Two Brominated Cyclic Dipeptides Released by the Coldwater Marine Sponge Geodia barretti Act in Synergy As Chemical Defense

The current work shows that two structurally similar cyclodipeptides, barettin (1) and 8,9-dihydrobarettin (2), produced by the coldwater marine sponge Geodia barretti Bowerbank act in synergy to deter larvae of surface settlers and may also be involved in defense against grazers. Previously, 1 and 2 were demonstrated to bind specifically to serotonergic 5-HT receptors. It may be suggested that chemical defense in G. barretti involves a synergistic action where one of the molecular targets is a 5-HT receptor. A mixture of 1 and 2 lowered the EC(50) of larval settlement as compared to the calculated theoretical additive effect of the two compounds. Moreover, an in situ sampling at 120 m depth using a remotely operated vehicle revealed that the sponge releases these two compounds to the ambient water. Thus, it is suggested that the synergistic action of 1 and 2 may benefit the sponge by reducing the expenditure of continuous production and release of its chemical defense substances. Furthermore, a synergistic action between structurally closely related compounds produced by the same bioenzymatic machinery ought to be the most energy effective for the organism and, thus, is more common than synergy between structurally indistinct compounds.

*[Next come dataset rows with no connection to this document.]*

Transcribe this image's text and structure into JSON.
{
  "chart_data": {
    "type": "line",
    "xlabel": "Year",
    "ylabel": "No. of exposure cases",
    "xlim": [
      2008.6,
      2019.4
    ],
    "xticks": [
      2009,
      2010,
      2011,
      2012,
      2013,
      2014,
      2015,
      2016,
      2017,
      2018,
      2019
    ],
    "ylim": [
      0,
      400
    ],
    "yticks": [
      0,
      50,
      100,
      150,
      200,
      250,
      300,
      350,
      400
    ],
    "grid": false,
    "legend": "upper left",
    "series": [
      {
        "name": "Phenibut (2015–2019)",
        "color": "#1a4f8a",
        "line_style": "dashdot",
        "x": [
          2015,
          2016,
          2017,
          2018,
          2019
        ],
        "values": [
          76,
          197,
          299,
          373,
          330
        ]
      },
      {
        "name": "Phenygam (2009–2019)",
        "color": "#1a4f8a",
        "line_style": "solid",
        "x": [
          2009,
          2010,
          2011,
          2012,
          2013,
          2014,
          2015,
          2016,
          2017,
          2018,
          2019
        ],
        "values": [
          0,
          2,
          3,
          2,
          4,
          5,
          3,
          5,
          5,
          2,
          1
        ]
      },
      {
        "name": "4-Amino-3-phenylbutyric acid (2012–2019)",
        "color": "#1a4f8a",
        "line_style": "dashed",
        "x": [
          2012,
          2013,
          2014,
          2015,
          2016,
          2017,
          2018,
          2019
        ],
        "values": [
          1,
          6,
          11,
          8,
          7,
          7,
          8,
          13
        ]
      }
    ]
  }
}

Affinity states of biocides determine bioavailability and release rates in marine paints

A challenge for the next generation marine antifouling (AF) paints is to deliver minimum amounts of biocides to the environment. The candidate AF compound medetomidine is here shown to be released at very low concentrations, ie ng ml−1 day−1. Moreover, the release rate of medetomidine differs substantially depending on the formulation of the paint, while inhibition of barnacle settlement is independent of release to the ambient water, ie the paint with the lowest release rate was the most effective in impeding barnacle colonisation. This highlights the critical role of chemical interactions between biocide, paint carrier and the solid/aqueous interface for release rate and AF performance. The results are discussed in the light of differential affinity states of the biocide, predicting AF activity in terms of a high surface affinity and preserved bioavailability. This may offer a general framework for the design of low-release paint systems using biocides for protection against biofouling on marine surfaces.